In the end, however, Truman won. By May 15, the aid was approved by both houses of Congress. The Truman Doctrine saved Greece and Turkey. And coupled on June 5 with the Marshall Plan, it saved the rest of Western Europe.

The Truman Doctrine was the guiding principle of U.S. foreign policy for a generation, until the consensus for containment disintegrated with Vietnam. Several stopgaps were immediately offered as replacements. First was the Nixon Doctrine: relying on friendly regimes to police their regions on our behalf. The great model was the shah. The Nixon doctrine fell with him.

Then, after the invasion of Afghanistan, the Carter Doctrine promised unilateral American action to defend Western interests in the Persian Gulf. This doctrine died quickly for lack of credibility. The Rapid Deployment Force, sword of the Carter Doctrine, is hardly able to repel Iranian mullahs, let alone the Soviet Army.

If regional powers prove unstable, and projected American power unreliable, what then? As Joshua Muravchik points out in the winter issue of Foreign Affairs, global containment -- the idea of resisting the Soviets everywhere -- collapses and gives way to a new American policy vis-a`-vis the Soviet Union: selective containment.
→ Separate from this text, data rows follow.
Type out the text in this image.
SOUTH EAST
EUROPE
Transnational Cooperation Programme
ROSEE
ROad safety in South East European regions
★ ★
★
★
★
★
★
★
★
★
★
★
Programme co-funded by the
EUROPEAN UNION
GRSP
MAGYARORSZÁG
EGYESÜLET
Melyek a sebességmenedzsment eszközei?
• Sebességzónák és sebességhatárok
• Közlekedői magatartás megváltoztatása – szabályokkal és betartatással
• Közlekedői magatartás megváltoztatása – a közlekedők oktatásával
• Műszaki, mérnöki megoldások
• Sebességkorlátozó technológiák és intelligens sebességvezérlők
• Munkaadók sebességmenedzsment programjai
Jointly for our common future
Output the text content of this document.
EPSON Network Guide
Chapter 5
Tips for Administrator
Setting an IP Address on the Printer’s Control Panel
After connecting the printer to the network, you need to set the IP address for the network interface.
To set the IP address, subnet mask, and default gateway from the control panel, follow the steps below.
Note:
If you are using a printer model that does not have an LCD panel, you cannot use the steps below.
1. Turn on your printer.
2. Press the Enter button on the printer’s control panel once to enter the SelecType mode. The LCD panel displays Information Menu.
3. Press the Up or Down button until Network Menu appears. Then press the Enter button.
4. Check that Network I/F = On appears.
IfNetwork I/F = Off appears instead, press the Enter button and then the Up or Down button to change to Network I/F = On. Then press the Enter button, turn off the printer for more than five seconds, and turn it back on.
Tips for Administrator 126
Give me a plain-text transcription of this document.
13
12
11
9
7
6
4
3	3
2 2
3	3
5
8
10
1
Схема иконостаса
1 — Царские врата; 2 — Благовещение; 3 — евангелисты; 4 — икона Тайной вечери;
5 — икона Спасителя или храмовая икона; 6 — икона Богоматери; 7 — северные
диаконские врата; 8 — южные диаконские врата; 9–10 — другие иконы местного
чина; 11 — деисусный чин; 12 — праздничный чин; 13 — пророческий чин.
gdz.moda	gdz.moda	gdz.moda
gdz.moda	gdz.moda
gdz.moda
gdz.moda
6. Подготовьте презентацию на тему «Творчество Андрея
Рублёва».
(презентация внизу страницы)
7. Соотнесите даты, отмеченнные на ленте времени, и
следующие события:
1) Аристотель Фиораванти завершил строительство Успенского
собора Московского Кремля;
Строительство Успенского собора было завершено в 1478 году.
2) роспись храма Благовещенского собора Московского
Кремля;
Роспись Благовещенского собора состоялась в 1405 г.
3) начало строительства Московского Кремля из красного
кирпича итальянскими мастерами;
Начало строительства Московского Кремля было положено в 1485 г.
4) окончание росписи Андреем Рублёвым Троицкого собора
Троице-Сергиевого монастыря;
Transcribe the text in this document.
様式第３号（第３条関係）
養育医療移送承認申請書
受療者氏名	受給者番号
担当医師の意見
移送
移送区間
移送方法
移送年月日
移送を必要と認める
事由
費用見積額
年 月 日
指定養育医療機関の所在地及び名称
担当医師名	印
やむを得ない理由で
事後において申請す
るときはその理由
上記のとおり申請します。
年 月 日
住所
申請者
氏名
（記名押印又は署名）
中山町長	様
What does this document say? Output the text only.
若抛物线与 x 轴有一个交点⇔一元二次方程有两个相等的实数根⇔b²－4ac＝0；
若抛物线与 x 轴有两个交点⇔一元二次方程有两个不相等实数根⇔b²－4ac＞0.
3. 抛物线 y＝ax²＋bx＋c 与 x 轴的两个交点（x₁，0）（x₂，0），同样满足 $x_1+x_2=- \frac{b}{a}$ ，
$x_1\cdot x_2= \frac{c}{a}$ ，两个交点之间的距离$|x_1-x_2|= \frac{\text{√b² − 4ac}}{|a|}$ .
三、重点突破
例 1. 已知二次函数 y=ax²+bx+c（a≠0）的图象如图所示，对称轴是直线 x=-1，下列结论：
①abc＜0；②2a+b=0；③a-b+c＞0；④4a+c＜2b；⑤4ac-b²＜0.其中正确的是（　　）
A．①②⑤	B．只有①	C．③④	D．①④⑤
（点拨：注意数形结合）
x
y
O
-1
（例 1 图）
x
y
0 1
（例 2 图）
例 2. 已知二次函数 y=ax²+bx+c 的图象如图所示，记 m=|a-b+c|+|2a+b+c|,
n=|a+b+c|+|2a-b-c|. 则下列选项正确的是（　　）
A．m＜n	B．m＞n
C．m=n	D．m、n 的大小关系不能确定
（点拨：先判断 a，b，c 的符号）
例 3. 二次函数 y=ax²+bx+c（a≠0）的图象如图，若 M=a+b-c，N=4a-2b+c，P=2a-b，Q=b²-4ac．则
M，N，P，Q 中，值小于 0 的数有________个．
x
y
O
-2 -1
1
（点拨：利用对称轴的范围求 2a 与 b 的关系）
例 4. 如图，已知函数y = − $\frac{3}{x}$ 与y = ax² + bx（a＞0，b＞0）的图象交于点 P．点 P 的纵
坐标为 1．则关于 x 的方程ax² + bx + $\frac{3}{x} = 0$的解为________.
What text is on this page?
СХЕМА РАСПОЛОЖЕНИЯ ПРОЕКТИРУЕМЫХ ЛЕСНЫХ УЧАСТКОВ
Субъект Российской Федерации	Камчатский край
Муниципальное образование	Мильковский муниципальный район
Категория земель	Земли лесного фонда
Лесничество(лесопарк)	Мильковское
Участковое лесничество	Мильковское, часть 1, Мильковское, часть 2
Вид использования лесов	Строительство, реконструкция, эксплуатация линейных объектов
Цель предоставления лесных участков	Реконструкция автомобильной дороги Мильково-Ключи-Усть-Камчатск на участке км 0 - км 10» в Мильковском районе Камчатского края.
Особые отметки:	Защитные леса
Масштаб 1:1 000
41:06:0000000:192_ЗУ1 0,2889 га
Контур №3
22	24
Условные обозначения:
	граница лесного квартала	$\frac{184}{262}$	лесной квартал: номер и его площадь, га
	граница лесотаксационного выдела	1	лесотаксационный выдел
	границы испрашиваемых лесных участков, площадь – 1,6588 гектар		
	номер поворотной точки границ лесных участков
Some countries the United States will support against Soviet-backed forces. Others not. In the late '70s, for example, we said no to Angola and yes to El Salvador.

There is one problem with selective containment. Alone, it is a policy of continual retreat. If the Soviets gain a foothold in, say, Angola, they keep it. The Brezhnev Doctrine enforced by Moscow pledges that Soviet advances will not be reversed. Selective containment plus the Brezhnev Doctrine means: what's theirs is theirs and what's ours is up for grabs. The fight is always on Western terrain.

The strategic response to this asymmetry has come to be called the Reagan Doctrine. It says that recent Soviet acquisitions at the periphery of empire -- Angola, Afghanistan, Nicaragua -- are not permanent. They are open to challenge. And we support the challenge. The Reagan Doctrine declares overt U.S. support for the anti-communist resistance movements. By declaring Soviet gains reversible, it saves selective containment from being a policy of gradual, but inexorable, retreat. It thus reestablishes an equilibrium -- a dynamic equilibrium -- in the strategic equation between the United States and the U.S.S.R. Moreover, by not requiring global resistance at every point, but allowing the United States to choose its terrain, it restores initiative to the American side.

American foreign policy is routinely criticized for its reactive quality, for its air of ad hoc pragmatism. Hence the demand for initiative, strategy, some larger vision of how to deal with the world and with the Soviet challenge. Containment and the Truman Doctrine met that demand exactly 40 years ago. Selective containment and the Reagan Doctrine meet it today.

The Reagan Doctrine may, nonetheless, be undone by the Iran affair, by the zealotry of those who acted secretly and perhaps illegally just as Congress was coming to open military support for the major anticommunist insurgencies. Congress, it seems, will have its revenge. If so, those preparing to defund the Reagan Doctrine might inform us of their alternative strategy for dealing with Soviet advances around the world. Or shall we be content with a policy of gradual retreat? Harry Truman didn't think so.